Photo by Kathryn Scott Osler/The Denver Post via Getty Images.
The US Supreme Court will soon decide if a Colorado bakery opposed to same-sex marriage had the right to refuse baking a cake for a soon-to-be-wed gay couple.
In 2012, Massachusetts couple David Mullins and Charlie Craig asked Masterpiece Cakeshop in Lakewood, Colorado to make them a cake for their wedding. Owner and "cake artist" Jack Phillips refused, citing his religious opposition to same-sex marriage
Mullins and Craig brought a complaint before the Colorado Civil Rights Commission, saying that Phillips was in violation of the state's anti-discrimination law. Philips argued that making such a cake would have conveyed that he was "celebrating" a union that he opposed on religious grounds, and thus in violation of his First Amendment right to free expression and religious freedom.

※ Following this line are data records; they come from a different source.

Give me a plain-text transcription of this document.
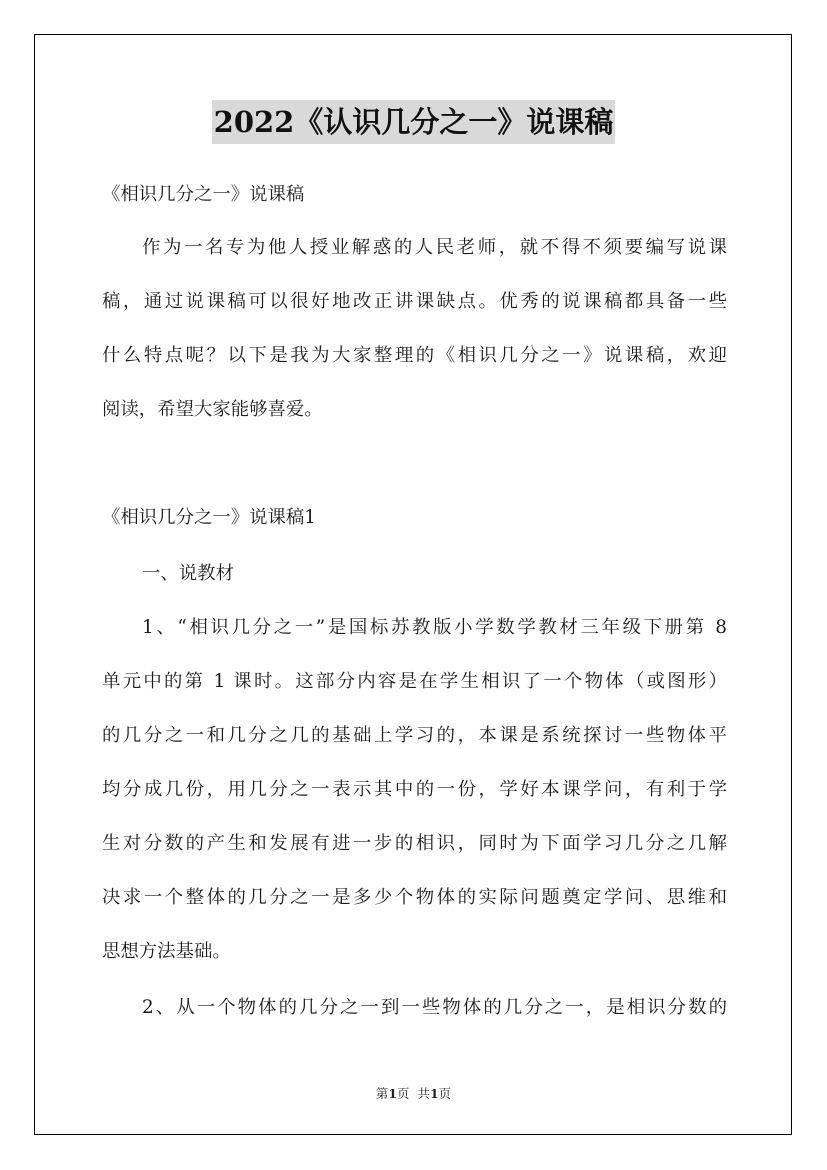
2022《认识几分之一》说课稿
《相识几分之一》说课稿
作为一名专为他人授业解惑的人民老师，就不得不须要编写说课
稿，通过说课稿可以很好地改正讲课缺点。优秀的说课稿都具备一些
什么特点呢？以下是我为大家整理的《相识几分之一》说课稿，欢迎
阅读，希望大家能够喜爱。
《相识几分之一》说课稿1
一、说教材
1、“相识几分之一”是国标苏教版小学数学教材三年级下册第 8
单元中的第 1 课时。这部分内容是在学生相识了一个物体（或图形）
的几分之一和几分之几的基础上学习的，本课是系统探讨一些物体平
均分成几份，用几分之一表示其中的一份，学好本课学问，有利于学
生对分数的产生和发展有进一步的相识，同时为下面学习几分之几解
决求一个整体的几分之一是多少个物体的实际问题奠定学问、思维和
思想方法基础。
2、从一个物体的几分之一到一些物体的几分之一，是相识分数的
第1页  共1页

The Civil Rights Commission ultimately sided with Mullins and Craig, as did a Colorado appeals court, who found that, "the act of designing and selling a wedding cake to all customers free of discrimination does not convey a celebratory message about same-sex weddings likely to be understood by those who view it."
Undeterred, Phillips pushed through to the Supreme Court, insisting in his court brief that the First Amendment overrides the state law and protects his right "to use his artistic talents to promote only messages that align with his religious beliefs."

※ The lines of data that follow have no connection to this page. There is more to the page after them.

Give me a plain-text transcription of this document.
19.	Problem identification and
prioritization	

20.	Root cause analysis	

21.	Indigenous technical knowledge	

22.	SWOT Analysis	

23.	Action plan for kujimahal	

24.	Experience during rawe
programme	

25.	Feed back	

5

Phillips also mentioned in his written argument that his religious views means that he "declines lucrative business" by not creating cakes that "contain alcohol or cakes celebrating Halloween and other messages his faith prohibits," but that "he would be happy to make and sell them any other baked goods."
In their brief, Mullins and Craig countered by arguing that refusing them a wedding cake but no other baked good was still discrimination based on their sexual orientation. "It is no answer to say that Mullins and Craig could shop somewhere else for their wedding cake, just as it was no answer in 1966 to say that African-American customers could eat at another restaurant."
Now, the country's highest court has announced that it will be hearing the case and is slated to make a decision that will reach far beyond Philips' shop. In the past few years, a number of other bakeries, cake shops, and even pizza shops have found themselves on the front lines of this cultural and constitutional debate surrounding same-sex marriage after refusing service to gay couples.
No date has been set yet for oral arguments, but it's worth noting that today's announcement coincided with the two-year anniversary of the Supreme Court's Obergefell v. Hodges decision, which found that the right to marry is guaranteed to same-sex couples by the Fourteenth Amendment, effectively legalizing same-sex marriage nationwide.